Bandeau
mcInform@ctions
Travail de fourmi, effet papillon...
Descriptif du site
Reporterre
Quand l’agriculture biologique répare les crimes de la mafia napolitaine
Article mis en ligne le 31 janvier 2018

Dans le sud de l’Italie, la « terre des feux » doit son surnom à l’incinération de déchets clandestins bien souvent toxiques. Sur ces terres dominées par la mafia napolitaine s’épanouit pourtant L’Auberge du géant, une ferme mêlant respect de l’environnement et réinsertion sociale de détenus en fin de peine.

La « terre des feux » est une expression qui remonte aux années 2000. En 2008, Gomorra, le film de Matteo Garrone tiré du livre éponyme de Roberto Saviano, en a popularisé l’usage, provoquant du même coup un bref emballement médiatique autour du désastre écologique en cours. Aux frontières des provinces de Naples et de Caserte (en Campanie), elle désigne une pratique diffuse qui consiste à incendier les ordures déchargées illégalement. Cela permet à la fois de gagner de la place et d’empêcher la traçabilité des déchets. Au passage, l’air est pollué par un grand nombre de substances toxiques et cancérogènes, dont la célèbre dioxine.

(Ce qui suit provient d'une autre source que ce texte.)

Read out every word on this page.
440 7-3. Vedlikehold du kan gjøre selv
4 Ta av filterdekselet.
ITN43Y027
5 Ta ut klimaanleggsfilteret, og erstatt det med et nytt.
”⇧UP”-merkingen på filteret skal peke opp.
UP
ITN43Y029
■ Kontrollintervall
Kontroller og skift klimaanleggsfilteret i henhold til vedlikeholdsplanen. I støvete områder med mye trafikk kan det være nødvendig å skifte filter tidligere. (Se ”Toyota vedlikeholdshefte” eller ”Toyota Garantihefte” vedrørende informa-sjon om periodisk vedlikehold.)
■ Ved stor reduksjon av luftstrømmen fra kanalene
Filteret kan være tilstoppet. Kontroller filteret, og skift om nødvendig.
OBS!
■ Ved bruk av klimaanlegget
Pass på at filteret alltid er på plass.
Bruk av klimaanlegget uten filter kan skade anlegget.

Aujourd’hui, la Camorra, la mafia napolitaine, a perdu une part de son pouvoir d’intimidation : en 2013, une manifestation a ainsi rassemblé contre la sinistre organisation une centaine de milliers de personnes à Naples. Et l’association Stop biocido fait de son côté un état des lieux précis des sites pollués et des responsabilités de la criminalité organisée, de l’incapacité des pouvoirs publics à réagir efficacement devant ce phénomène et des complicités diverses — de l’incivisme des uns à la cécité commode des industriels qui continuent de se débarrasser à bas coût des déchets les plus chers à traiter. (...)

Acerra est l’une des trois pointes de ce que l’on a nommé le « triangle de la mort ». Avec quatre-vingts pour cent de terres impropres à l’agriculture, elle détient même un record national. Depuis vingt-sept ans, Carlo Petrella continue pourtant d’y produire fruits et légumes d’exception. La fondation qu’il dirige n’a, faut-il dire, rien de banal : ni ses employés, ni ses méthodes, ni son nom. Elle s’appelle La Locanda del gigante, « l’auberge du géant ». (...)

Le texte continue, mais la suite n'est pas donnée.